Comments to the question (v2):

1. First of all, recall the notion of an (off-shell) quasi-symmetry. It means that the action $S[\phi]$ changes by a boundary integral under the transformation of the fields $\phi$ and spacetime point $x$, cf. e.g. this and this Phys.SE posts.

2. Since the action $S=\int_R \!d^nx~{\cal L}$ is an extensive variable, it is clear that OP's constant $k$ in a transformation of the form $$\tag{1}S~\longrightarrow~S^{\prime} ~=~ S+k$$ is also an extensive variable, e.g. it depends on the spacetime region $R$. So the constant $k$ is not just a number. It depends on various parameters.
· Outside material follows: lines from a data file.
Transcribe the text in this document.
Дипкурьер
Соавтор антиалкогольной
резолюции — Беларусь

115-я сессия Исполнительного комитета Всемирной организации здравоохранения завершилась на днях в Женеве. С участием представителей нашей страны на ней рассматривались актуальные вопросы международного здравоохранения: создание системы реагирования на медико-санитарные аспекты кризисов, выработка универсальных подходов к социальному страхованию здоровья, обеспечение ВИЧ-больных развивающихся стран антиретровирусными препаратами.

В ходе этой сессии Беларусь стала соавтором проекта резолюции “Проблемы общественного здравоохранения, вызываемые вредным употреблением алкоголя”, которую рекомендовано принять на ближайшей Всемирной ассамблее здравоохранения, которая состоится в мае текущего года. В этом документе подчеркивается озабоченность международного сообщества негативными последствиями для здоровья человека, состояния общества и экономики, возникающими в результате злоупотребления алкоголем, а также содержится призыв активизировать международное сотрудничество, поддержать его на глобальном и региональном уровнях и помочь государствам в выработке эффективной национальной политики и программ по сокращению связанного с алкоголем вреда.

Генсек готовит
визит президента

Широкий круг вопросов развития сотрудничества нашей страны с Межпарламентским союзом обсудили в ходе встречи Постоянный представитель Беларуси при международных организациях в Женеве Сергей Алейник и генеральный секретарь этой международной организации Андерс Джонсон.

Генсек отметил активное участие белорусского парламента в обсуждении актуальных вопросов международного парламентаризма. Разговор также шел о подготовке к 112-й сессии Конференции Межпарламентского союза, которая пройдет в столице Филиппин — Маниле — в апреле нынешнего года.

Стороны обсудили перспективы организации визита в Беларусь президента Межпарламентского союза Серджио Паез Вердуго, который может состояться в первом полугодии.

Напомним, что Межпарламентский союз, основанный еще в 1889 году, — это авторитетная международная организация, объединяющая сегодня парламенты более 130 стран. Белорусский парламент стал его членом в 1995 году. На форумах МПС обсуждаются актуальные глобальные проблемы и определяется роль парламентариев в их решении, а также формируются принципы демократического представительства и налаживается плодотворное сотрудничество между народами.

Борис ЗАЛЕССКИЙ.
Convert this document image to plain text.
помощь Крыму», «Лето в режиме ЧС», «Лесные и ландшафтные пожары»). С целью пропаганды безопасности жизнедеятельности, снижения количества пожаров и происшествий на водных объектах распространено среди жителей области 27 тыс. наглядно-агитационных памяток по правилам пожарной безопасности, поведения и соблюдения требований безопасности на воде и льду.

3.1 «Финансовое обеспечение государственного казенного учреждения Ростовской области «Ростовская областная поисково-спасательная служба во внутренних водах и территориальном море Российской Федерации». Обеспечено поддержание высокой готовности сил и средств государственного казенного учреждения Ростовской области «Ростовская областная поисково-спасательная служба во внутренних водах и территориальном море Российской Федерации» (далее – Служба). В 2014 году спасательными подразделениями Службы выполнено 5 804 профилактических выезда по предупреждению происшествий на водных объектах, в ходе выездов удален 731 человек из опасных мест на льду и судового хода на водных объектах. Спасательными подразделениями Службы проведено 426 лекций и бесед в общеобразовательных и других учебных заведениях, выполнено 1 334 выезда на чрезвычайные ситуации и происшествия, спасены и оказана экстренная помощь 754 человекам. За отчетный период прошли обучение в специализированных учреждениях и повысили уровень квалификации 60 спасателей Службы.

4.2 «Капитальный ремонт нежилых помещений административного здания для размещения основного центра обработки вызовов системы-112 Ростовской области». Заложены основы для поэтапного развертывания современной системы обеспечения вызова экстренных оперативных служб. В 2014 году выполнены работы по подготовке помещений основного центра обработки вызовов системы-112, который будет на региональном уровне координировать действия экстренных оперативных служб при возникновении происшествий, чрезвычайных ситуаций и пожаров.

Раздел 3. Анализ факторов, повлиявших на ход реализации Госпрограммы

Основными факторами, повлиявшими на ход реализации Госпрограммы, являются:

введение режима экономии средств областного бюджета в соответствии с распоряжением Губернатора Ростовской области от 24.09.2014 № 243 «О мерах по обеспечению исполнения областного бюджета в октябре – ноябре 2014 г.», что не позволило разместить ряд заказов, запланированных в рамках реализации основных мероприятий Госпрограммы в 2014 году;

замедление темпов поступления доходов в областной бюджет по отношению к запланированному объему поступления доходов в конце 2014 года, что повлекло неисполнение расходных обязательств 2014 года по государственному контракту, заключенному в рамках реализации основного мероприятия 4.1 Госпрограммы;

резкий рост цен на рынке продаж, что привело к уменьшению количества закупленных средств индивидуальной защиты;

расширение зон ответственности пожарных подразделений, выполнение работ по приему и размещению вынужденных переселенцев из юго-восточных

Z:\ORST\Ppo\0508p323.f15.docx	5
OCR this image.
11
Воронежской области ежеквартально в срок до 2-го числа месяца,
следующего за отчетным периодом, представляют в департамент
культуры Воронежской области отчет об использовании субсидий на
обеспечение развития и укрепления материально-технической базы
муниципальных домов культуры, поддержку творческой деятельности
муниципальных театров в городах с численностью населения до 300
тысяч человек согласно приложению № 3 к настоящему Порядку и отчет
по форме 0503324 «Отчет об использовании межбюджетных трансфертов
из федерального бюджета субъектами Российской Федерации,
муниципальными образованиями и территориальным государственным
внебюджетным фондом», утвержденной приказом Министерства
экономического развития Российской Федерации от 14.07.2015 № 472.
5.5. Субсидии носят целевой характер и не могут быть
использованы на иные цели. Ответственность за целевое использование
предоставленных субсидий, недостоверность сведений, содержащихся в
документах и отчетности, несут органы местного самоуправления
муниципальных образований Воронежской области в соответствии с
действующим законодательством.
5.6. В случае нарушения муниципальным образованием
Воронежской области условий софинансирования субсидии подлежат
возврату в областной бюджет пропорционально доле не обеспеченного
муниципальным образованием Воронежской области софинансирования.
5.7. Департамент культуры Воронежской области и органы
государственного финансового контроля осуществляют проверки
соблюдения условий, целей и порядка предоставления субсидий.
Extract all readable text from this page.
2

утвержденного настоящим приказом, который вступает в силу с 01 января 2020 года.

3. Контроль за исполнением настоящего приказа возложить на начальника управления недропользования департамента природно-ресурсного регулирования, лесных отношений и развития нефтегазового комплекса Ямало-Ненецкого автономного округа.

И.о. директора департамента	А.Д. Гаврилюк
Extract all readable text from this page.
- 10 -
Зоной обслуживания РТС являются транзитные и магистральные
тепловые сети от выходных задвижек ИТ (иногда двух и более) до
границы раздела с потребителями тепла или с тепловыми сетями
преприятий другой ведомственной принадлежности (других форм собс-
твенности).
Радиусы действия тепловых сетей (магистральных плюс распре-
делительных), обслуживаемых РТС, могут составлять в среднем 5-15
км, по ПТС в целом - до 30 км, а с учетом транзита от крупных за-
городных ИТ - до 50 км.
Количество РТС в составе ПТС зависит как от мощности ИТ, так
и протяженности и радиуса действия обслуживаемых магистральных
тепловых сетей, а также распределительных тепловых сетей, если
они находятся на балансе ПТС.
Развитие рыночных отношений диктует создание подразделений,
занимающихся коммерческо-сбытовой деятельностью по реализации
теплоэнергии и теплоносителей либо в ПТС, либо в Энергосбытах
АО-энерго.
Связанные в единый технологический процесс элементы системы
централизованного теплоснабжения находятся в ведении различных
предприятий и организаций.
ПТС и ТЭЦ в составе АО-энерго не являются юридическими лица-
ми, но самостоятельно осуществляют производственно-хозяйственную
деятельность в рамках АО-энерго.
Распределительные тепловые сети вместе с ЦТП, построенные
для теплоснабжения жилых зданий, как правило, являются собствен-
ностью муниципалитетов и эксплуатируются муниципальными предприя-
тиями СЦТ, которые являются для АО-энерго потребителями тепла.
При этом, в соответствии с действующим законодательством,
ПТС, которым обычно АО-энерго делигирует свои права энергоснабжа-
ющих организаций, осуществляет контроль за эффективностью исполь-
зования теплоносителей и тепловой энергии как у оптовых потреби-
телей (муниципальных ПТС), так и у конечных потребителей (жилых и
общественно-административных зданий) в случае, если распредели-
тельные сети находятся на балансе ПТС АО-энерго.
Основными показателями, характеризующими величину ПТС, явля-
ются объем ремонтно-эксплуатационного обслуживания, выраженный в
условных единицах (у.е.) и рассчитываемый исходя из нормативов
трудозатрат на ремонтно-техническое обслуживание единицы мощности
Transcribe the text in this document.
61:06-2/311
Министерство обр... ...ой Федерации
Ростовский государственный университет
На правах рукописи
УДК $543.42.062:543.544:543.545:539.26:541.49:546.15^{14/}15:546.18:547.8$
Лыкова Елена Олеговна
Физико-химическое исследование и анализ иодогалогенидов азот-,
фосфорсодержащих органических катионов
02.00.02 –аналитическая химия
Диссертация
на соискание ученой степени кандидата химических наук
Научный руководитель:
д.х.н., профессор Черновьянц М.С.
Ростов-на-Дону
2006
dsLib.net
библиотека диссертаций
To make sense of OP's proposal, we assume that the constant $k$ does not depend on dynamical active bulk data, but only on boundary data fixed by boundary conditions.

3. An important question is whether the transformation (1) can be realized on the fields $\phi$ and spacetime point $x$.

4. If the transformation (1) is realized, we conjecture that it is always as a quasi-symmetry.

5. Example: Consider a free point particle $$\tag{2}S~=~\int_{t_i}^{t_f} \!dt~L, \qquad L~=~\frac{m}{2}\dot{q}^2,$$ with Dirichlet boundary conditions $$\tag{3} q(t_i)~=~q_i\quad\text{and}\quad q(t_f)~=~q_f. $$ Now consider the transformation $$\tag{4} q(t)~\longrightarrow~ q^{\prime}(t) ~=~ q(t) + \varepsilon t. $$ The transformation (4) is a quasi-symmetry of the Lagrangian $$\tag{5} L~\longrightarrow~ L^{\prime} ~=~L + \frac{dF}{dt}, \qquad F~=~\varepsilon mq +\frac{\varepsilon^2m}{2}t,$$ and a quasi-symmetry of the action $$\tag{6}S~\longrightarrow~S^{\prime} ~=~ S+k,$$ $$\tag{7}k~=~F(t_f)-F(t_i)~=~\varepsilon m(q_f-q_i) +\frac{\varepsilon^2m}{2}(t_f-t_i).$$ The corresponding conserved Noether charge is $$\tag{8} Q~=~m\dot{q}t-mq. $$